GSA Annual Meeting in Phoenix, Arizona, USA - 2019

Paper No. 213-7
Presentation Time: 3:00 PM

CENTENNIAL-SCALE FLUVIAL ADJUSTMENTS TO CATASTROPHIC SEDIMENTATION: A TALE OF TWO SMALL CATCHMENT SEDIMENT BUDGETS


JAMES, L. Allan, Geography Dept, University of South Carolina, Columbia, SC 29208 and HUNG, Chen-Ling J., Division of Watershed Management, Taiwan Forestry Research Institute, 53 Nanhai Rd., Taipei, 10066, Taiwan

A new sediment budget for upper Greenhorn Creek (GC) hydraulic mining sediment (HMS) is presented and compared with a previous HMS budget developed for upper Steephollow Creek (SC). Both small catchments are in the Bear River Basin in the northwestern Sierra Nevada, California and experienced extreme geomorphic perturbations from HMS deliveries in the 19th century. Catchment extents were defined by the limits of 1-m airborne LiDAR topographic data that cover only the upper basins. Budgets were developed by geomorphometric methods to measure volumes of mine pits for sediment production and valley bottom burial for sediment storage. Sediment delivery ratios (SDR) were computed for two times: at penultimate aggradation (ca. 1884) and modern (2014 LiDAR acquisition). The GC catchment includes a longer extent of channels below the mines than the SC catchment, so a larger proportion of the HMS produced is stored within the catchment. Storage in both catchments has been governed by the emergence of bedrock constrictions that trap large tailings fans, but the constrictions in GC developed later in the valley bottom evolution, so the timing of storage and SDR changes differ between the two catchments. Both catchment budgets show that early estimates of storage were lower than the sediment stored in 1884 or now.

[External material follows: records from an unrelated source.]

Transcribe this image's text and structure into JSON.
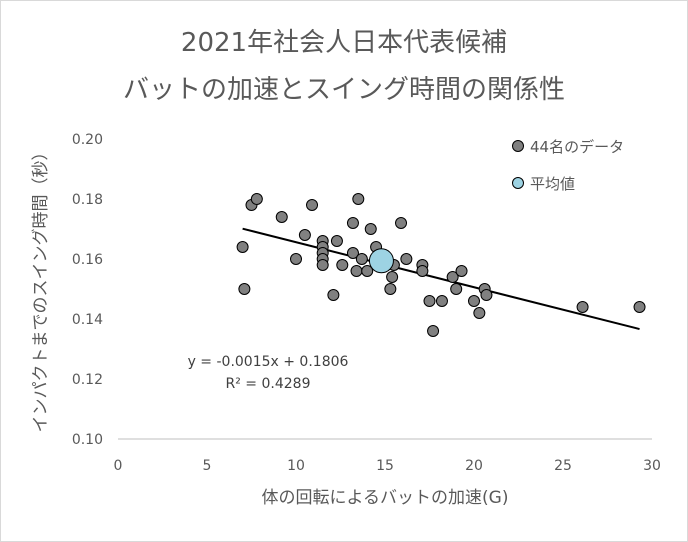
{
  "chart_data": {
    "type": "scatter",
    "title": "2021年社会人日本代表候補",
    "subtitle": "バットの加速とスイング時間の関係性",
    "xlabel": "体の回転によるバットの加速(G)",
    "ylabel": "インパクトまでのスイング時間（秒）",
    "xlim": [
      0,
      30
    ],
    "ylim": [
      0.1,
      0.2
    ],
    "x_ticks": [
      "0",
      "5",
      "10",
      "15",
      "20",
      "25",
      "30"
    ],
    "y_ticks": [
      "0.10",
      "0.12",
      "0.14",
      "0.16",
      "0.18",
      "0.20"
    ],
    "grid": false,
    "legend_position": "top-right",
    "series": [
      {
        "name": "44名のデータ",
        "color": "#808080",
        "points": [
          [
            7.0,
            0.164
          ],
          [
            7.1,
            0.15
          ],
          [
            7.5,
            0.178
          ],
          [
            7.8,
            0.18
          ],
          [
            9.2,
            0.174
          ],
          [
            10.0,
            0.16
          ],
          [
            10.5,
            0.168
          ],
          [
            10.9,
            0.178
          ],
          [
            11.5,
            0.166
          ],
          [
            11.5,
            0.164
          ],
          [
            11.5,
            0.162
          ],
          [
            11.5,
            0.16
          ],
          [
            11.5,
            0.158
          ],
          [
            12.1,
            0.148
          ],
          [
            12.3,
            0.166
          ],
          [
            12.6,
            0.158
          ],
          [
            13.2,
            0.172
          ],
          [
            13.2,
            0.162
          ],
          [
            13.4,
            0.156
          ],
          [
            13.5,
            0.18
          ],
          [
            13.7,
            0.16
          ],
          [
            14.0,
            0.156
          ],
          [
            14.2,
            0.17
          ],
          [
            14.5,
            0.164
          ],
          [
            15.3,
            0.15
          ],
          [
            15.4,
            0.154
          ],
          [
            15.5,
            0.158
          ],
          [
            15.9,
            0.172
          ],
          [
            16.2,
            0.16
          ],
          [
            17.1,
            0.158
          ],
          [
            17.1,
            0.156
          ],
          [
            17.5,
            0.146
          ],
          [
            17.7,
            0.136
          ],
          [
            18.2,
            0.146
          ],
          [
            18.8,
            0.154
          ],
          [
            19.0,
            0.15
          ],
          [
            19.3,
            0.156
          ],
          [
            20.0,
            0.146
          ],
          [
            20.3,
            0.142
          ],
          [
            20.6,
            0.15
          ],
          [
            20.7,
            0.148
          ],
          [
            26.1,
            0.144
          ],
          [
            29.3,
            0.144
          ],
          [
            14.7,
            0.158
          ]
        ]
      },
      {
        "name": "平均値",
        "color": "#9dd3e3",
        "points": [
          [
            14.8,
            0.1594
          ]
        ]
      }
    ],
    "trendline": {
      "slope": -0.0015,
      "intercept": 0.1806,
      "x_range": [
        7.0,
        29.3
      ],
      "equation": "y = -0.0015x + 0.1806",
      "r_squared_label": "R² = 0.4289"
    }
  }
}
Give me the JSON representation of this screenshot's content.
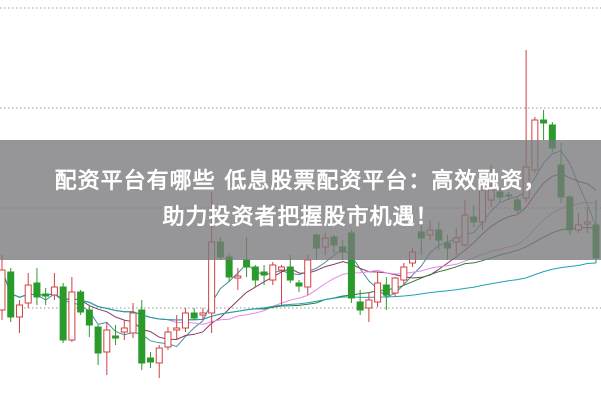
{
  "headline": {
    "line1": "配资平台有哪些 低息股票配资平台：高效融资，",
    "line2": "助力投资者把握股市机遇！"
  },
  "chart_data": {
    "type": "candlestick",
    "title": "",
    "xlabel": "",
    "ylabel": "",
    "grid": "horizontal-dotted",
    "colors": {
      "up": "#d04040",
      "down": "#2a9a2a",
      "grid": "#999999"
    },
    "moving_averages": [
      {
        "period": 5,
        "color": "#4a8fa0"
      },
      {
        "period": 10,
        "color": "#8b3a62"
      },
      {
        "period": 20,
        "color": "#e48ae4"
      },
      {
        "period": 30,
        "color": "#2e7d32"
      },
      {
        "period": 60,
        "color": "#1fa2b8"
      }
    ],
    "candles_ohlc": [
      [
        90,
        130,
        145,
        80
      ],
      [
        128,
        83,
        132,
        78
      ],
      [
        83,
        95,
        100,
        67
      ],
      [
        97,
        115,
        127,
        92
      ],
      [
        117,
        103,
        132,
        95
      ],
      [
        106,
        104,
        112,
        95
      ],
      [
        105,
        113,
        127,
        100
      ],
      [
        113,
        60,
        117,
        57
      ],
      [
        60,
        108,
        123,
        58
      ],
      [
        108,
        88,
        110,
        85
      ],
      [
        90,
        75,
        95,
        63
      ],
      [
        73,
        47,
        75,
        35
      ],
      [
        48,
        70,
        78,
        25
      ],
      [
        64,
        62,
        75,
        55
      ],
      [
        68,
        72,
        80,
        60
      ],
      [
        67,
        87,
        97,
        62
      ],
      [
        90,
        37,
        100,
        30
      ],
      [
        42,
        38,
        48,
        32
      ],
      [
        37,
        52,
        55,
        22
      ],
      [
        53,
        68,
        73,
        50
      ],
      [
        70,
        72,
        85,
        60
      ],
      [
        72,
        87,
        92,
        68
      ],
      [
        87,
        82,
        92,
        80
      ],
      [
        85,
        87,
        92,
        80
      ],
      [
        87,
        158,
        208,
        67
      ],
      [
        158,
        143,
        163,
        140
      ],
      [
        143,
        123,
        147,
        118
      ],
      [
        122,
        124,
        132,
        110
      ],
      [
        140,
        133,
        163,
        123
      ],
      [
        133,
        120,
        135,
        113
      ],
      [
        128,
        125,
        135,
        115
      ],
      [
        120,
        135,
        138,
        115
      ],
      [
        130,
        133,
        135,
        95
      ],
      [
        133,
        120,
        145,
        117
      ],
      [
        117,
        114,
        120,
        108
      ],
      [
        113,
        140,
        145,
        105
      ],
      [
        165,
        152,
        167,
        140
      ],
      [
        153,
        162,
        167,
        145
      ],
      [
        163,
        155,
        165,
        147
      ],
      [
        153,
        148,
        160,
        140
      ],
      [
        167,
        102,
        170,
        97
      ],
      [
        98,
        90,
        110,
        85
      ],
      [
        92,
        100,
        108,
        78
      ],
      [
        98,
        117,
        128,
        93
      ],
      [
        115,
        105,
        123,
        90
      ],
      [
        107,
        122,
        123,
        103
      ],
      [
        120,
        133,
        137,
        115
      ],
      [
        137,
        148,
        152,
        133
      ],
      [
        168,
        162,
        175,
        145
      ],
      [
        165,
        170,
        180,
        160
      ],
      [
        170,
        160,
        178,
        150
      ],
      [
        157,
        152,
        165,
        140
      ],
      [
        158,
        162,
        172,
        145
      ],
      [
        155,
        185,
        200,
        153
      ],
      [
        183,
        178,
        195,
        173
      ],
      [
        178,
        210,
        217,
        170
      ],
      [
        200,
        210,
        235,
        193
      ],
      [
        208,
        203,
        212,
        198
      ],
      [
        205,
        204,
        208,
        200
      ],
      [
        200,
        190,
        203,
        187
      ],
      [
        202,
        233,
        350,
        198
      ],
      [
        230,
        280,
        283,
        227
      ],
      [
        280,
        277,
        290,
        260
      ],
      [
        275,
        252,
        278,
        248
      ],
      [
        235,
        203,
        257,
        197
      ],
      [
        203,
        170,
        205,
        165
      ],
      [
        170,
        175,
        187,
        167
      ],
      [
        176,
        178,
        193,
        167
      ],
      [
        175,
        142,
        200,
        137
      ]
    ],
    "gridlines": [
      392,
      292,
      192,
      92
    ]
  }
}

The Sierra Nevada HMS episode is a classic example of a neo-catastrophic change with rates and magnitudes of geomorphic responses that do not conform to uniformitarian principles. Unlike most neocatastrophic examples, however, this sediment cascade is an ongoing anthropogenic perturbation that was generated within a period of 31 years and is well documented by historical records. Thus, HMS provides an opportunity to study a semi-controlled experiment in large-scale fluvial perturbations over centennial time scales. Passive restoration acting on these channels over the past 135 years has removed most of the HMS from channel beds in the upper mining districts and exposed coarse lag cobbles and boulders that presumably represent pre-mining channel conditions. High terraces of HMS remain along most channel reaches and continue to produce large quantities of relatively fine sediment and downstream pre-mining channel bottoms remain buried by HMS.